With some electric nerve making a pulsing notice, he looked at Flinter who was staring at

the young man at the piano, the two Smith & Wessons in his hands. Alerted suddenly, alarmed, factors coming into play he had long forgotten, like loyalty and expectation and revenge, Brigmin swung about to pull his own weapons.

The shotgun blast from the bar tore clean through him and four men from different points in the room blew Jake Flinter away at the bar. And all four shooters, forgetting about the piano player, felt the wind whistling through them and the bullets from John Plunkett’s handguns in unerring aim accompany the wind.
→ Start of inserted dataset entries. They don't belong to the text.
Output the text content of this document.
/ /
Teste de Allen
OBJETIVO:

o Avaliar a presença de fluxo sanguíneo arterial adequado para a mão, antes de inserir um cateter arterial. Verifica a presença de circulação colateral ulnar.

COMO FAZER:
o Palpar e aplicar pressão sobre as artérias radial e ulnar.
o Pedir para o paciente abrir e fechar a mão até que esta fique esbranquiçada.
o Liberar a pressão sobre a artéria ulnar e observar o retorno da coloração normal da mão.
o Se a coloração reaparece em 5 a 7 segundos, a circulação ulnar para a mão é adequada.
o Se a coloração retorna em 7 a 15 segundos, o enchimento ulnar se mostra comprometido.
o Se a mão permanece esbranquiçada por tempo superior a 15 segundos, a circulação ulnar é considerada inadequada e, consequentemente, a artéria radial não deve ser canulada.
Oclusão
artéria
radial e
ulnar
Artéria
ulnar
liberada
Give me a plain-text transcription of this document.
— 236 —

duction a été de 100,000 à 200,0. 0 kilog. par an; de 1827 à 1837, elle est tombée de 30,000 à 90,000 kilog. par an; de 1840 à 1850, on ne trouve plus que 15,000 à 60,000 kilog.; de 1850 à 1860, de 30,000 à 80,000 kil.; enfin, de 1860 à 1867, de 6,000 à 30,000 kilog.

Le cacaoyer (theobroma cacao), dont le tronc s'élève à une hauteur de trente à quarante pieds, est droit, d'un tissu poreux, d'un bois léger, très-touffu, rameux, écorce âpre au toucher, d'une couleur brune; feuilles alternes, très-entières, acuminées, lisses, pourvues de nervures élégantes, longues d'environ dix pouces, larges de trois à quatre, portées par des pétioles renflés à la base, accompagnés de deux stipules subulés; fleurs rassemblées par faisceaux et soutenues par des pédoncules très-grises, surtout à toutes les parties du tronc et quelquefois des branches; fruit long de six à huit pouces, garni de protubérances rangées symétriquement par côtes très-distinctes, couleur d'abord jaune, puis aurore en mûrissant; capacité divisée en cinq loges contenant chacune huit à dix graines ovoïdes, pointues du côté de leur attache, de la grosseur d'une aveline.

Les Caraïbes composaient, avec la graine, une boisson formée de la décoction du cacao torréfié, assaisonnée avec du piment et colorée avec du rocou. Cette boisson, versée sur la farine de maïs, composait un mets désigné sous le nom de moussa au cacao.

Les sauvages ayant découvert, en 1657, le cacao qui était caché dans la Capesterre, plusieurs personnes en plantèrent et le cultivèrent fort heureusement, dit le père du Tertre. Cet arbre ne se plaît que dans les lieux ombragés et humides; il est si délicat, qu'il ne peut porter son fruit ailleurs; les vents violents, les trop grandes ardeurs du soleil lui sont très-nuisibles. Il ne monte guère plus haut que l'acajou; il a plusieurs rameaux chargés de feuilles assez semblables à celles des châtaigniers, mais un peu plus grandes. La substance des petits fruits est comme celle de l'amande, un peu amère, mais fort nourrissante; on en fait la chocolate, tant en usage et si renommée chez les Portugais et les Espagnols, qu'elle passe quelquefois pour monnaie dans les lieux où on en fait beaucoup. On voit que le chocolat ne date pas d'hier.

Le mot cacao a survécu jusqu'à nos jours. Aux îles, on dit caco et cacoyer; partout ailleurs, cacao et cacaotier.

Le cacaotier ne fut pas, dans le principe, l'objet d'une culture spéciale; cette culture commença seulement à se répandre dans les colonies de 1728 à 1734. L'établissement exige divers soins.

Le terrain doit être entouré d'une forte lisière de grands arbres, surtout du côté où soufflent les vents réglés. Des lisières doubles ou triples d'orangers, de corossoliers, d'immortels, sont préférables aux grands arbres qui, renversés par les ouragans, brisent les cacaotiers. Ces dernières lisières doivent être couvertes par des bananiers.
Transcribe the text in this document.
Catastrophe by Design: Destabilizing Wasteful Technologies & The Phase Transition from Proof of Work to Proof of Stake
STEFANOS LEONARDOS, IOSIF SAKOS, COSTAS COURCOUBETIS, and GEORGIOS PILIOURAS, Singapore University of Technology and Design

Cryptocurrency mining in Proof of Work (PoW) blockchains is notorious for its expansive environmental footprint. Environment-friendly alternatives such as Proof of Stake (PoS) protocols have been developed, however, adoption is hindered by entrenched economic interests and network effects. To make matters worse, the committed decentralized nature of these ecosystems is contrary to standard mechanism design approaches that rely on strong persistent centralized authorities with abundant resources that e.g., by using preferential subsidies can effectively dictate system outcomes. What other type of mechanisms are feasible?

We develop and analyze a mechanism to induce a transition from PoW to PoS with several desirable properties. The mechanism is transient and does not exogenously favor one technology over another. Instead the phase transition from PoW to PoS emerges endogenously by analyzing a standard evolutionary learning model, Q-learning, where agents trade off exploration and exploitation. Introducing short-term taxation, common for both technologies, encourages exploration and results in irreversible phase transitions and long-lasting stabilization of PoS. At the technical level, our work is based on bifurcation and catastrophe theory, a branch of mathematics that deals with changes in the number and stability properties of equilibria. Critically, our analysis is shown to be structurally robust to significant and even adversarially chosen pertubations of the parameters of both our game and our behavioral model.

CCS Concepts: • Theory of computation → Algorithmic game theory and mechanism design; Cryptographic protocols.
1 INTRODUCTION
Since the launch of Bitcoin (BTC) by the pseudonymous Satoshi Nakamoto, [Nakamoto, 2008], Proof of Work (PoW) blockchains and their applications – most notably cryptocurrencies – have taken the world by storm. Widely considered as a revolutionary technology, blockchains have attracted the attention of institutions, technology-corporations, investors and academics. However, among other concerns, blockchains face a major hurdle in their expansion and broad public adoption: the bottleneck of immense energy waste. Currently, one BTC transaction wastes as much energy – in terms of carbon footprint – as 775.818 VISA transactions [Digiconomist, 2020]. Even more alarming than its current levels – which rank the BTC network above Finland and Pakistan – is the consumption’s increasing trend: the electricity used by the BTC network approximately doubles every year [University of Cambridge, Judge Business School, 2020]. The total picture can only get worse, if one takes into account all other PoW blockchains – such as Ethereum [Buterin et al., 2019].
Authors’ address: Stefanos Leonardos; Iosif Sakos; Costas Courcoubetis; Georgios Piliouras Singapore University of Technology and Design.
It was not known who in the room killed the young piano player, though at least five men had shot at him. It was never known if Jake Flinter had known the young stranger before that night, but the whole town came to know that John Plunkett’s grandson had paid his one visit to Great Red, which to this day has never been called Grimsby, not even once.

And an old lady in Philadelphia, a few years after her grandson’s return to Great Red, took all that was hidden straight to her grave.